‘Why do we do it?’ a new writer wants to know. ‘Honestly, Shelley, here I am pouring out words, words, words – attending courses, being mentored, slaving away every moment I can in my quest to shape those words into fiction. What for? What’s my compulsion all about?’
I nod sagely, playing for time. But truly I’m gripped by the same mad addiction. I think of all my blog posts, several hundred thousand words of fiction, many thousands more of feedback to the fiction of others – and wonder where the obsessive verbiage comes from and where it all goes.
‘We’re creating stories, shaping lives, creating order out of chaos,’ I begin, but even as I speak I can’t help thinking about all the millions of nouns and adjectives and subjunctive clauses – mine and others – contributing to a huge linguistic fug. Sometimes I wonder when, like the recycling of household waste, I’ll receive a stern letter from Islington Council compelling me to sort, for the environment’s sake, the figurative wheat from the metaphoric chaff.

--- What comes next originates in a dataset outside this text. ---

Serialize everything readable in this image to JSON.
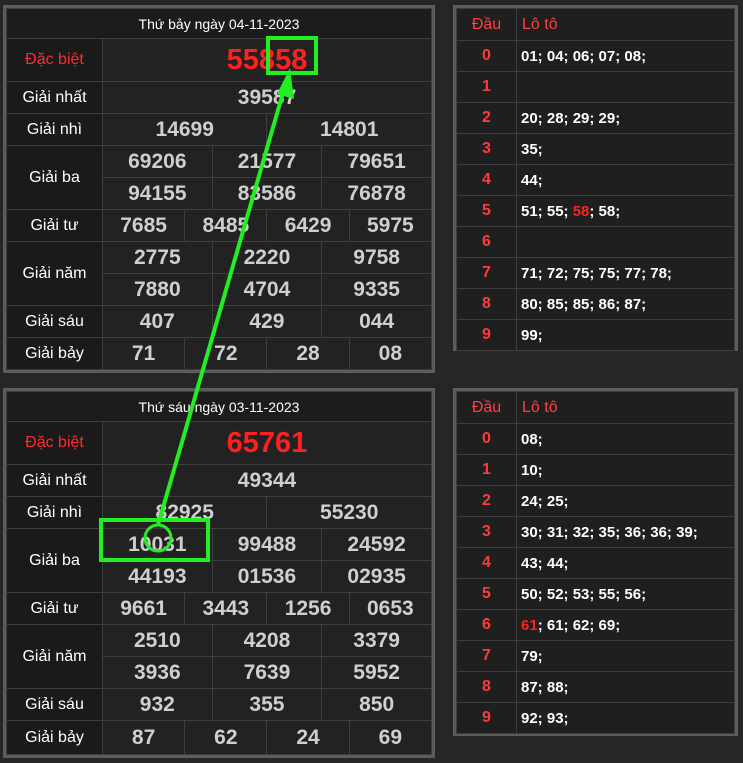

Imagine it: several coloured boxes placed beneath every writer’s desk, each labelled to contain a category of recoverable debris. Redundant phrases. Empty adverbs. Stories that seemed a good idea at the time but simply didn’t make the cut. Letters unsent for the very good reason that they should never have been written. Whole novels that have plummeted and crashed.
But that’s depressing. And it doesn’t address the roots of New Writer’s irresistible urge.

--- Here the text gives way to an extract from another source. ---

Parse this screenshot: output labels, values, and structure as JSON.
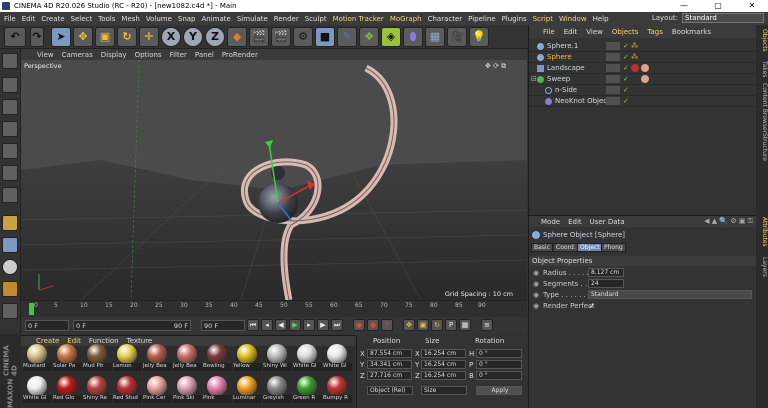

‘We do it out of hope,’ I say at last. ‘We hope that by some miracle our words will reach an empathetic ear and evoke an ‘aha!’ response.’ There’s no denying it, cash and/or acclaim would be a desirable outcome, but I believe that what really fires us up is our need to make sense of ourselves by turning ideas into words.
Which is why I keep writing and will continue to offer permission, encouragement and skills to those who can’t resist the lure. It’s crazy, New Writer – no doubt about it – but it’s as human as our heartbeat. In the end, a silence created by any kind of verbal cleansing would be chilling indeed.